Australia has the evidence and the appetite for a national lung cancer screening program but there is still work to be done especially around design, implementation and funding.
Speaking in a Clinical Oncology Society of Australia (COSA) 2021 ASM session on lung cancer screening, thoracic surgeon Associate Professor Gavin Wright said lung cancer screening was definitely “a cause for optimism”.
“We have a disease which has a high case fatality rate rate due to advanced presentation; we have low resectability rates compared to other solid cancers; and we have similar stage-matched surgical cure rates as other solid cancers so we should do as well as other cancers.”
Associate Professor Wright, director of surgical oncology at St Vincent’s Hospital Melbourne, said the aim was complete reversal of the current stage spread in lung cancer – from too many stage III and IV cancers to many more stage Ia cancers.
However he said there were implementation challenges.
“We don’t want the expense of BreastScreen; we don’t want the bottlenecks that occur with bowel cancer screening,” he said.
Importantly, a lung cancer screening program had to be designed to be accessible to the least advantaged people in the community.
And there was likely to be a “bun fight” over responsibilities and funding between the Commonwealth who paid for national screening programs and the states who would be paying for the outputs such as more biopsies and surgeries
Associate Professor Wright said the private system would embrace lung cancer screening as more work meant more profitability and more jobs.
However private patients were typically not the right demographic for a screening program targeted at the people at highest risk for lung cancer.
On the other hand, more work generated from a lung cancer screening program in a public hospital setting, that was already operating close to capacity, meant more costs and more delays to treatment.
He said lung cancer screening would provide a long-term return on investment as it reduced the costs of managing more advanced disease.
However: “If this program gets a green light, we need to think about manpower issues in five years time.”
He said more cases would provide more experience for individual surgeons, more institutional volume which would lead to efficiencies, more registrar training and more surgical research opportunities.
Opportunities and challenges
CEO of Cancer Australia Professor Dorothy Keefe told the meeting that discussions on operational design of the program and funding issues were ongoing.
And stakeholders were well aware that bringing forward a diagnosis of lung cancer through screening would have workforce considerations, as flagged in the Report on the Lung Cancer Screening Enquiry.

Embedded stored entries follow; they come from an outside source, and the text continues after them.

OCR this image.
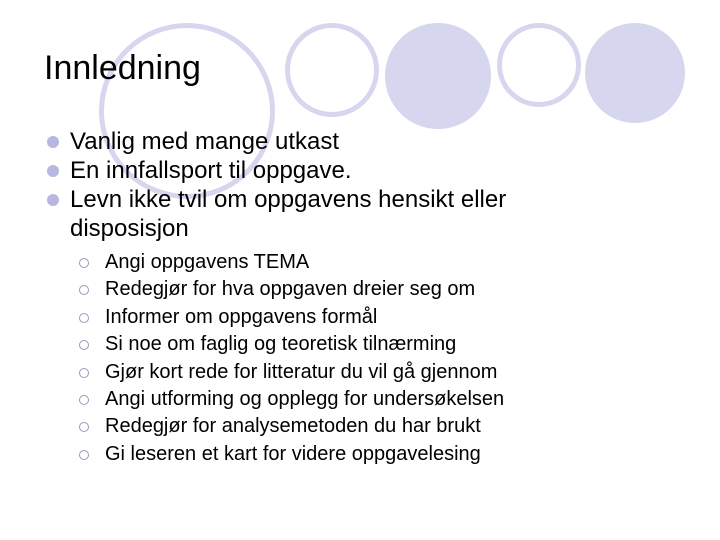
Innledning
Vanlig med mange utkast
En innfallsport til oppgave.
Levn ikke tvil om oppgavens hensikt eller disposisjon
Angi oppgavens TEMA
Redegjør for hva oppgaven dreier seg om
Informer om oppgavens formål
Si noe om faglig og teoretisk tilnærming
Gjør kort rede for litteratur du vil gå gjennom
Angi utforming og opplegg for undersøkelsen
Redegjør for analysemetoden du har brukt
Gi leseren et kart for videre oppgavelesing
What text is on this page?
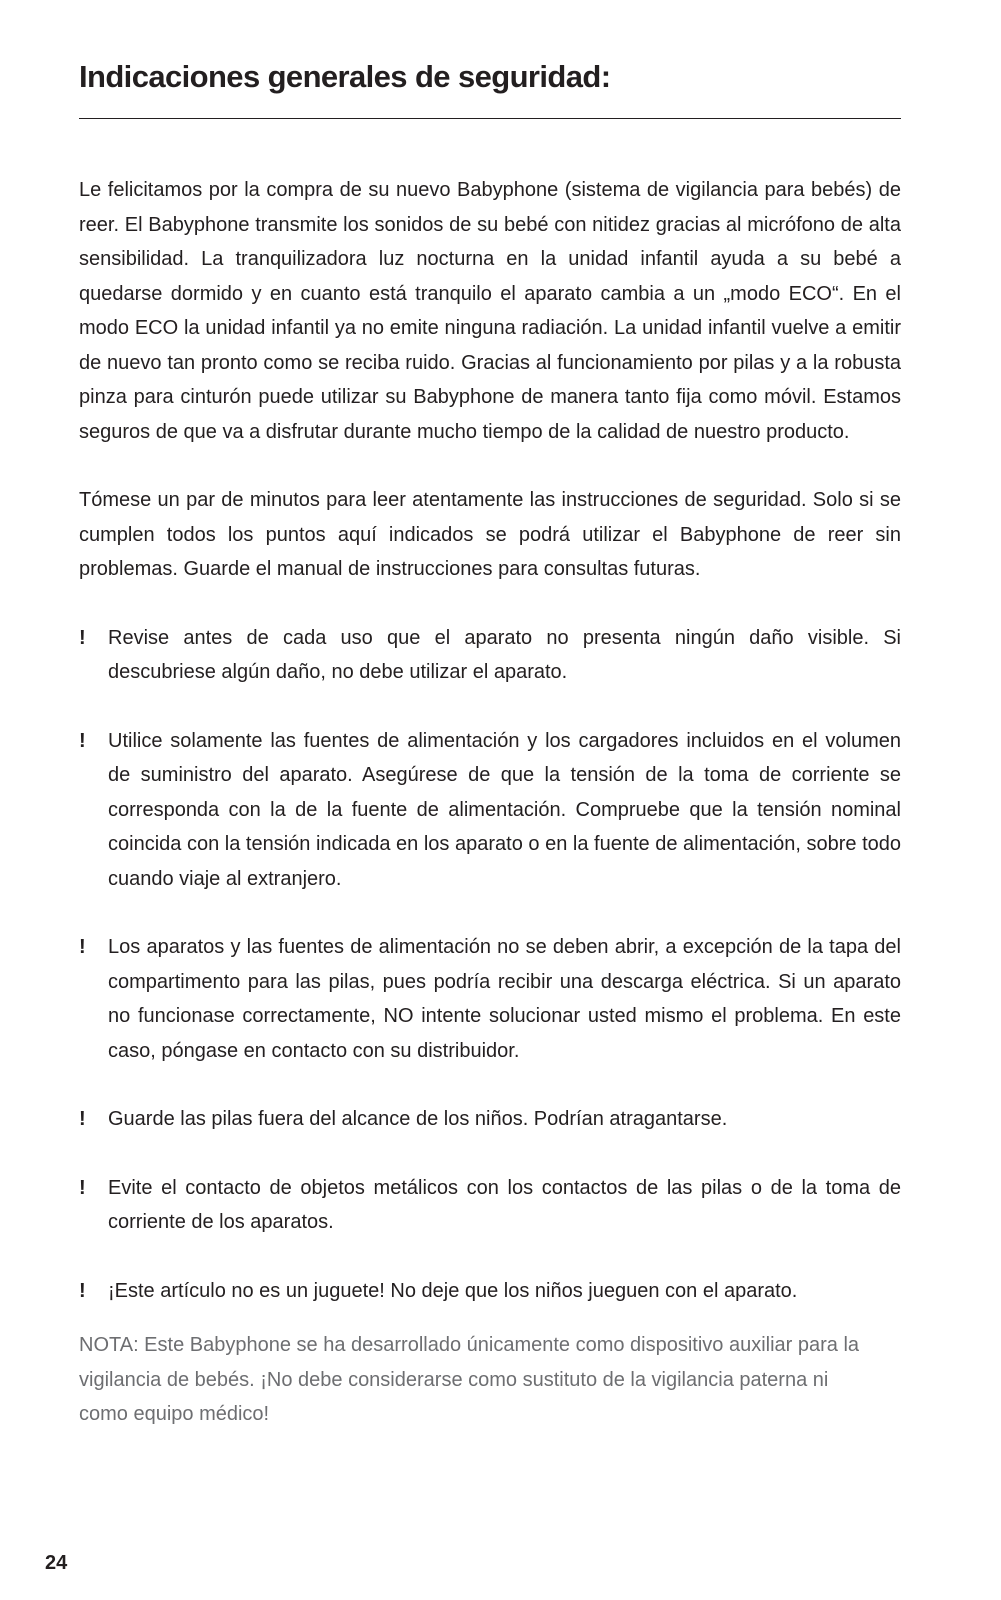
Indicaciones generales de seguridad:

Le felicitamos por la compra de su nuevo Babyphone (sistema de vigilancia para bebés) de reer. El Babyphone transmite los sonidos de su bebé con nitidez gracias al micrófono de alta sensibilidad. La tranquilizadora luz nocturna en la unidad infantil ayuda a su bebé a quedarse dormido y en cuanto está tranquilo el aparato cambia a un „modo ECO“. En el modo ECO la unidad infantil ya no emite ninguna radiación. La unidad infantil vuelve a emitir de nuevo tan pronto como se reciba ruido. Gracias al funcionamiento por pilas y a la robusta pinza para cinturón puede utilizar su Babyphone de manera tanto fija como móvil. Estamos seguros de que va a disfrutar durante mucho tiempo de la calidad de nuestro producto.

Tómese un par de minutos para leer atentamente las instrucciones de seguridad. Solo si se cumplen todos los puntos aquí indicados se podrá utilizar el Babyphone de reer sin problemas. Guarde el manual de instrucciones para consultas futuras.

! Revise antes de cada uso que el aparato no presenta ningún daño visible. Si descubriese algún daño, no debe utilizar el aparato.
! Utilice solamente las fuentes de alimentación y los cargadores incluidos en el volumen de suministro del aparato. Asegúrese de que la tensión de la toma de corriente se corresponda con la de la fuente de alimentación. Compruebe que la tensión nominal coincida con la tensión indicada en los aparato o en la fuente de alimentación, sobre todo cuando viaje al extranjero.
! Los aparatos y las fuentes de alimentación no se deben abrir, a excepción de la tapa del compartimento para las pilas, pues podría recibir una descarga eléctrica. Si un aparato no funcionase correctamente, NO intente solucionar usted mismo el problema. En este caso, póngase en contacto con su distribuidor.
! Guarde las pilas fuera del alcance de los niños. Podrían atragantarse.
! Evite el contacto de objetos metálicos con los contactos de las pilas o de la toma de corriente de los aparatos.
! ¡Este artículo no es un juguete! No deje que los niños jueguen con el aparato.

NOTA: Este Babyphone se ha desarrollado únicamente como dispositivo auxiliar para la vigilancia de bebés. ¡No debe considerarse como sustituto de la vigilancia paterna ni como equipo médico!

24
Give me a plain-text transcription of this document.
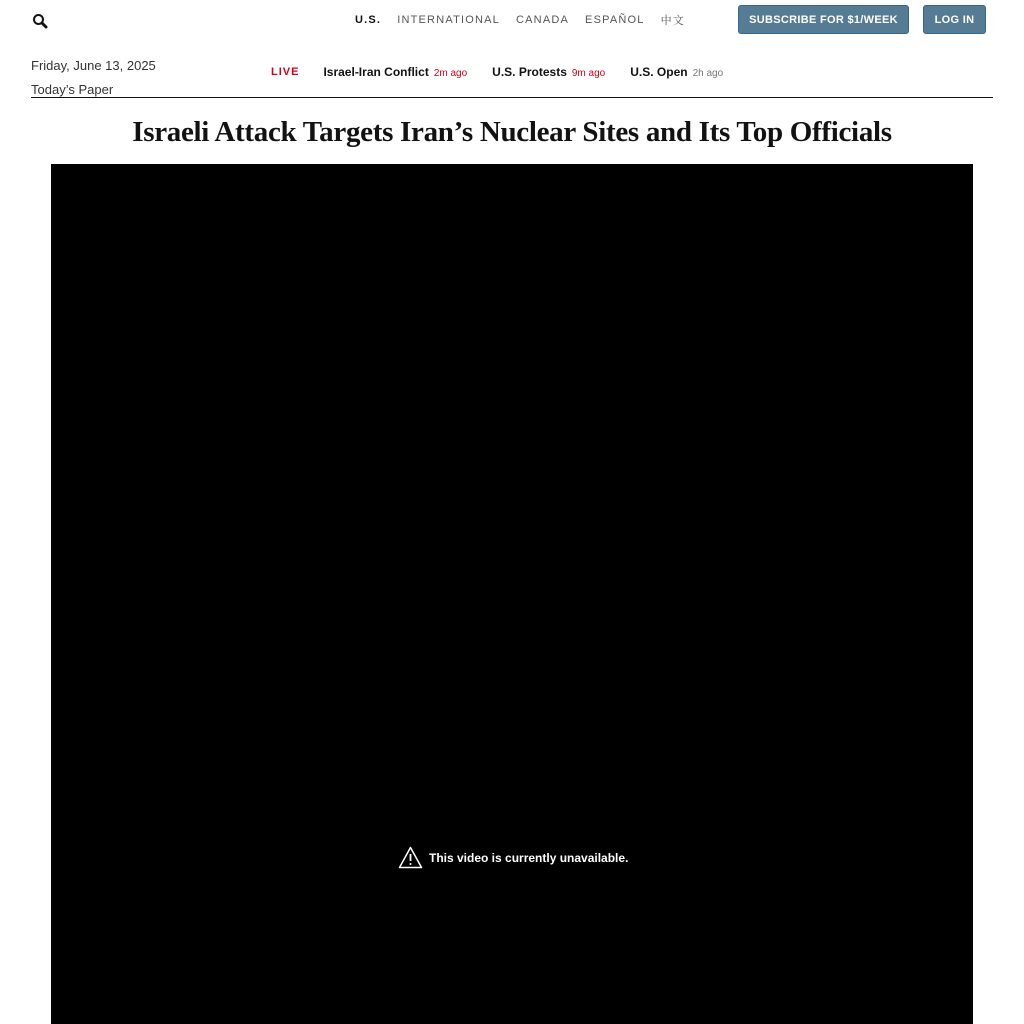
U.S. INTERNATIONAL CANADA ESPAÑOL 中文	SUBSCRIBE FOR $1/WEEK	LOG IN
Friday, June 13, 2025
Today’s Paper
LIVE Israel-Iran Conflict 2m ago U.S. Protests 9m ago U.S. Open 2h ago
Israeli Attack Targets Iran’s Nuclear Sites and Its Top Officials
This video is currently unavailable.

Respiratory physician Associate Professor Lou Irving, from the Royal Melbourne Hospital said multiple RCTs, including NLST and NELSON, had confirmed that screening with low dose CT in selected high risk people could significantly reduce mortality.
“The science has given us a wonderful opportunity to act, so that we can improve the survival from lung cancer.”

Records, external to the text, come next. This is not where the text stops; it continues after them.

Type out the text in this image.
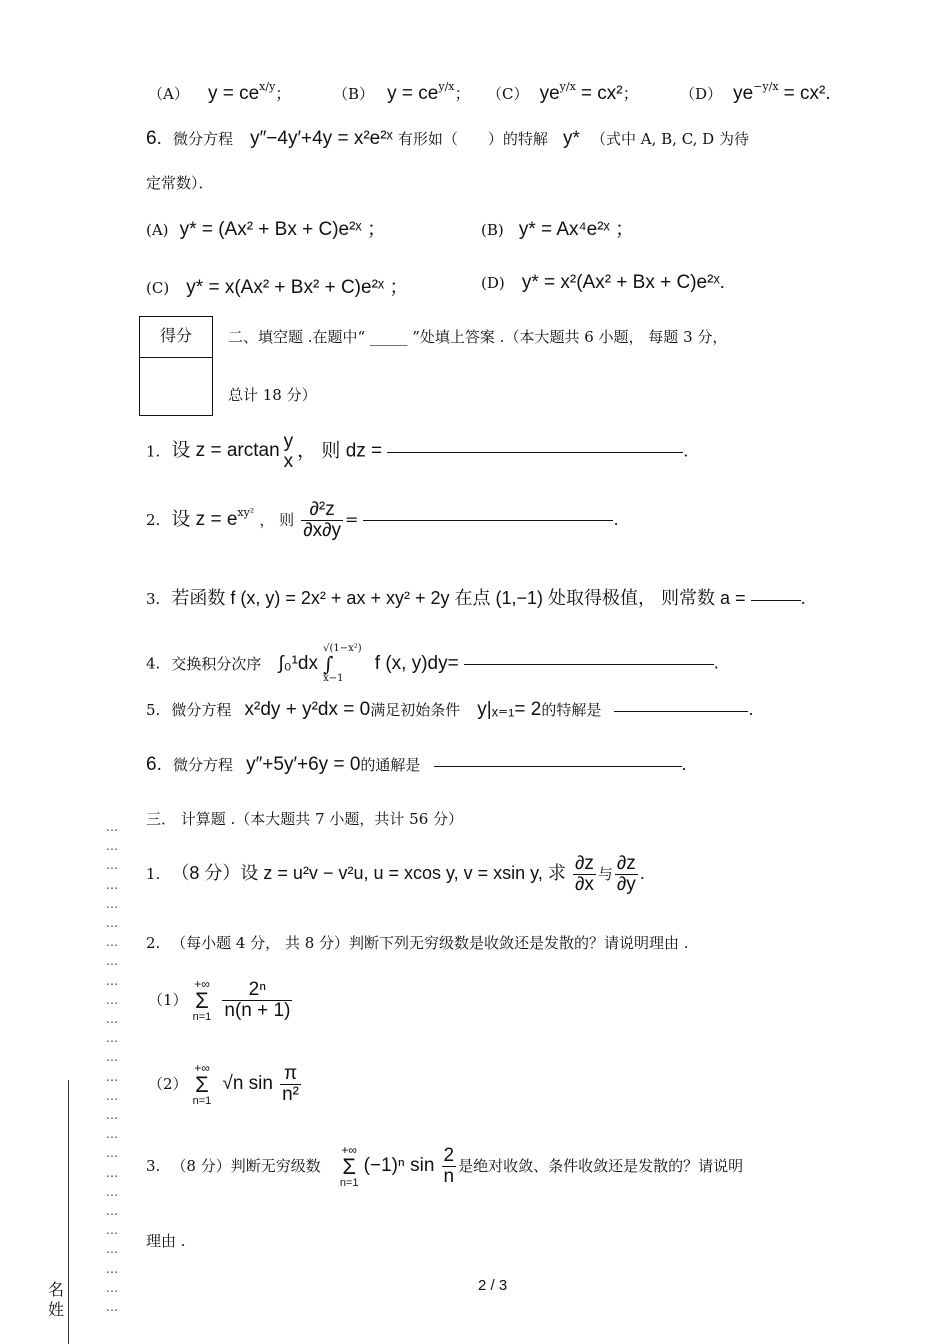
（A） $y = ce^{x/y}$；	（B） $y = ce^{y/x}$； （C） $ye^{y/x} = cx^2$；	（D） $ye^{-y/x} = cx^2$.
6. 微分方程 y″−4y′+4y = x²e²ˣ 有形如（　　）的特解 y* （式中 A, B, C, D 为待
定常数）．
(A) y* = (Ax² + Bx + C)e²ˣ ；	(B) y* = Ax⁴e²ˣ ；
(C) y* = x(Ax² + Bx² + C)e²ˣ ；	(D) y* = x²(Ax² + Bx + C)e²ˣ.
得分	二、填空题 .在题中“ _____ ”处填上答案 .（本大题共 6 小题， 每题 3 分，
总计 18 分）
1. 设 z = arctan y
x ， 则 dz =	.
2. 设 $z = e^{xy^2}$ ， 则 $\frac{\text{∂²z}}{\partial x\partial y}$ =	.
3. 若函数 f (x, y) = 2x² + ax + xy² + 2y 在点 (1,−1) 处取得极值， 则常数 a =	.
4. 交换积分次序 ∫₀¹dx
√(1−x²)
∫
x−1
f (x, y)dy=	.
5. 微分方程 x²dy + y²dx = 0满足初始条件 y|ₓ₌₁= 2的特解是	.
6. 微分方程 y″+5y′+6y = 0的通解是	.
三． 计算题 .（本大题共 7 小题，共计 56 分）
1. （8 分）设 z = u²v − v²u, u = xcos y, v = xsin y, 求 $\frac{\partial z}{\partial x}$ 与 $\frac{\partial z}{\partial y}$ .
2. （每小题 4 分， 共 8 分）判断下列无穷级数是收敛还是发散的？请说明理由 .
（1）
+∞
Σ
n=1
$\frac{\text{2ⁿ}}{n(n + 1)}$
（2）
+∞
Σ
n=1
√n $\sin \frac{\pi}{\text{n²}}$
3. （8 分）判断无穷级数
+∞
Σ
n=1
(−1)ⁿ $\sin \frac{2}{n}$ 是绝对收敛、条件收敛还是发散的？请说明
理由 .
…
…
…
…
…
…
…
…
…
…
…
…
…
…
…
…
…
…
…
…
…
…
…
…
…
…
名
姓
2 / 3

However he said the challenge will be to recruit the highest risk population for screening.
They included Indigenous Australians, people from cultural and linguistically diverse communities, people with mental health issues and those in correctional facilities.
“I think we are going to have to work together to recruit these groups of people who are going to benefit the most from screening.”
Dr Nicole Rankin, a senior research fellow at the University of Sydney’s School of Public Health, said lung cancer screening was complex with challenges at multiple levels.
In particular, targeting screening on the basis of age and smoking history tended to oversimplify the risk of lung cancer.
She said other factors such as personal history, ethnicity, and occupational exposures also need to be considered.
“We need to target screening to reduce potential harms of unnecessary scans and investigations without sacrificing lung cancer detection in people at high risk,” she said.
Dr Rankin said preliminary findings from the ILST cohort were teasing out people’s motivation to consent for lung cancer screening.
She noted that people had to be both psychologically and physically able to screen.
For example, they needed faith that screening would help them and be reassured about practical considerations such as location and costs of getting there.
“We can’t afford to lose people who are eligible so we need to design strategies tailored to meeting their needs,” she said.
She noted that direct recruitment through a structured pathway was more successful than other strategies.
The session was sponsored by Janssen Oncology.